File: `.cursorignore`

```gitignore
# ===========================================
# Monorepo .cursorignore
# Only index source code relevant to current work
# ===========================================

# Dependencies — CRITICAL for monorepo performance
node_modules/
.pnpm-store/
.yarn/
vendor/

# Build and cache
dist/
build/
.next/
.turbo/
.nx/
.cache/
coverage/
.eslintcache

# Generated files
__generated__/
*.min.js
*.min.css
*.bundle.js
*.chunk.js
*.d.ts.map
src/**/*.generated.ts

# Large data files
*.csv
*.sql.gz
*.sqlite
fixtures/large/
seeds/data/

# DevOps (move to .cursorindexingignore if sometimes needed)
terraform/.terraform/
terraform/state/
helm/charts/

# Package-specific exclusions
# Uncomment packages you are NOT working on:
# packages/legacy-app/
# packages/docs-site/
# packages/mobile-app/
# packages/admin-panel/

# Logs and temp
logs/
tmp/
*.log
```

## Common mistakes

- **Using @codebase in a monorepo** — @codebase searches the entire indexed repository. In a monorepo with thousands of files, this fills the context window with irrelevant code and produces slow, inaccurate results. Fix: Use @folder scoped to the specific package or @file for precise references. Save @codebase for small, focused projects only.
- **Opening the monorepo root as a single Cursor window** — Cursor indexes everything in the window. A monorepo root with 400K+ files causes 7+ hour indexing, high memory usage, and poor AI suggestions. Fix: Open separate Cursor windows for each active package: cursor packages/frontend/ and cursor packages/backend/.
- **Not updating .cursorignore as focus shifts between packages** — Static ignore rules may exclude packages you need later. Context requirements change as you move between different monorepo tasks. Fix: Comment/uncomment package exclusions in .cursorignore as you shift focus. Use .cursorindexingignore for packages you occasionally need.

## Best practices

- Open separate Cursor windows for different monorepo packages for independent indexing
- Use .cursorignore aggressively: node_modules, build outputs, generated files, unrelated packages
- Use .cursorindexingignore for packages excluded from search but still accessible via @file
- Scope context with @folder and @file instead of @codebase in monorepo prompts
- Create per-package .cursor/rules/ that auto-attach based on file location
- Use Notepads for cross-package architecture context referenced with @notepad-name
- Start new chat sessions when switching between packages to reset context
- Create shell aliases for quick package-level Cursor window launching

## Frequently asked questions

### What is Cursor's context window size?

It depends on the model. Claude 3.5 Sonnet has ~200K tokens (~150K words). In practice, 3-4 large code files plus conversation history fills the window. MAX mode provides larger context but costs more credits. Strategic @file references are more effective than loading entire packages.

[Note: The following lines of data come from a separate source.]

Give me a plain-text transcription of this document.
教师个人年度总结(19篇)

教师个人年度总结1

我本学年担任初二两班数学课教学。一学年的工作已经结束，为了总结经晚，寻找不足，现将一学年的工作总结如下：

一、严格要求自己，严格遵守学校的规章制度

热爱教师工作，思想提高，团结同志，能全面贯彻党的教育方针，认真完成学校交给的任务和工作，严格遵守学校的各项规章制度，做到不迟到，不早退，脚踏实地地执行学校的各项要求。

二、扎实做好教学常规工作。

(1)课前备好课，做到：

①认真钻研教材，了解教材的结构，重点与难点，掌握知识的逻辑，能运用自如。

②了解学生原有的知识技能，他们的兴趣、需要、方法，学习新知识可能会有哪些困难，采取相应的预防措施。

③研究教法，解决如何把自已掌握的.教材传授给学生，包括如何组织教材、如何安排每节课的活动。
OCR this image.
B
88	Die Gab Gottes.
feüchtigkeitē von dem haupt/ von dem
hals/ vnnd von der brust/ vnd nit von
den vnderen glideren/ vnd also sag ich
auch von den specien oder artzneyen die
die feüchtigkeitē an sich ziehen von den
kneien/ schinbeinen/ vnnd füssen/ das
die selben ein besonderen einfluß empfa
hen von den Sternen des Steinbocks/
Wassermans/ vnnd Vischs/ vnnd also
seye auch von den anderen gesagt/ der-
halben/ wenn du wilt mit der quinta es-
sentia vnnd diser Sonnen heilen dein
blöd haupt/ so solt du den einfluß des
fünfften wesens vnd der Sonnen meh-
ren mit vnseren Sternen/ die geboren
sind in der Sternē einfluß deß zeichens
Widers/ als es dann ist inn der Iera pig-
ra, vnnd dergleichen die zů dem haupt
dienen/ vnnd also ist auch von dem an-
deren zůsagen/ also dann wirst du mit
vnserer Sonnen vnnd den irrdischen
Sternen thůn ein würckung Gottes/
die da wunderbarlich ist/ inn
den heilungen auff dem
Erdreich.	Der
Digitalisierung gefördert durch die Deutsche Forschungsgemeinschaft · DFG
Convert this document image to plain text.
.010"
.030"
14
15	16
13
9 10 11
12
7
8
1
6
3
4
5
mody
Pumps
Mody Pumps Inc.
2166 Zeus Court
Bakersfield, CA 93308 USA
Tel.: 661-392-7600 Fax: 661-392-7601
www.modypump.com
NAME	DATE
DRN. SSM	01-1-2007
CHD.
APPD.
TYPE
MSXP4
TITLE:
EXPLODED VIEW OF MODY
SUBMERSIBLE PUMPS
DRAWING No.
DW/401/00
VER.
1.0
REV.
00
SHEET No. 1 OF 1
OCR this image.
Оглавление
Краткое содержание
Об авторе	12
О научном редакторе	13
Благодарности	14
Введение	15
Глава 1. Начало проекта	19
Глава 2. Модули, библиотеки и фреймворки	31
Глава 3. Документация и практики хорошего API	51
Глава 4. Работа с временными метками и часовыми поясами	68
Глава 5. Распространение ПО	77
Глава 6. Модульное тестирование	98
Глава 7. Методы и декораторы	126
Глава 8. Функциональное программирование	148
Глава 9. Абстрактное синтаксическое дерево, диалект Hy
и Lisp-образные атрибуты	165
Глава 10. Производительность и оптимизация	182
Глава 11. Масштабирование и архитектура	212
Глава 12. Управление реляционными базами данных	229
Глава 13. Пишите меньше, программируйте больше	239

### How does Cursor handle large codebases efficiently?

Cursor creates embeddings of your codebase for semantic search. Files in .gitignore and .cursorignore are excluded. For monorepos, open separate windows per package, use aggressive .cursorignore, and scope @context to specific folders.

### Should I use one Cursor window or multiple for a monorepo?

Multiple. Open separate windows for each active package. Each window indexes independently with its own rules. This is the single most effective monorepo optimization.

### How long does Cursor take to index a large monorepo?

A monorepo with 8,800+ files can take 7-12 hours. Reducing indexed files with .cursorignore and opening package-level windows can cut this to minutes. Cursor only auto-indexes folders with fewer than 10,000 files.

### Can Cursor search across monorepo packages?

Yes, if you open from the root and all packages are indexed. But this is usually counterproductive. Use precise @file references to specific files in other packages instead of broad cross-package searches.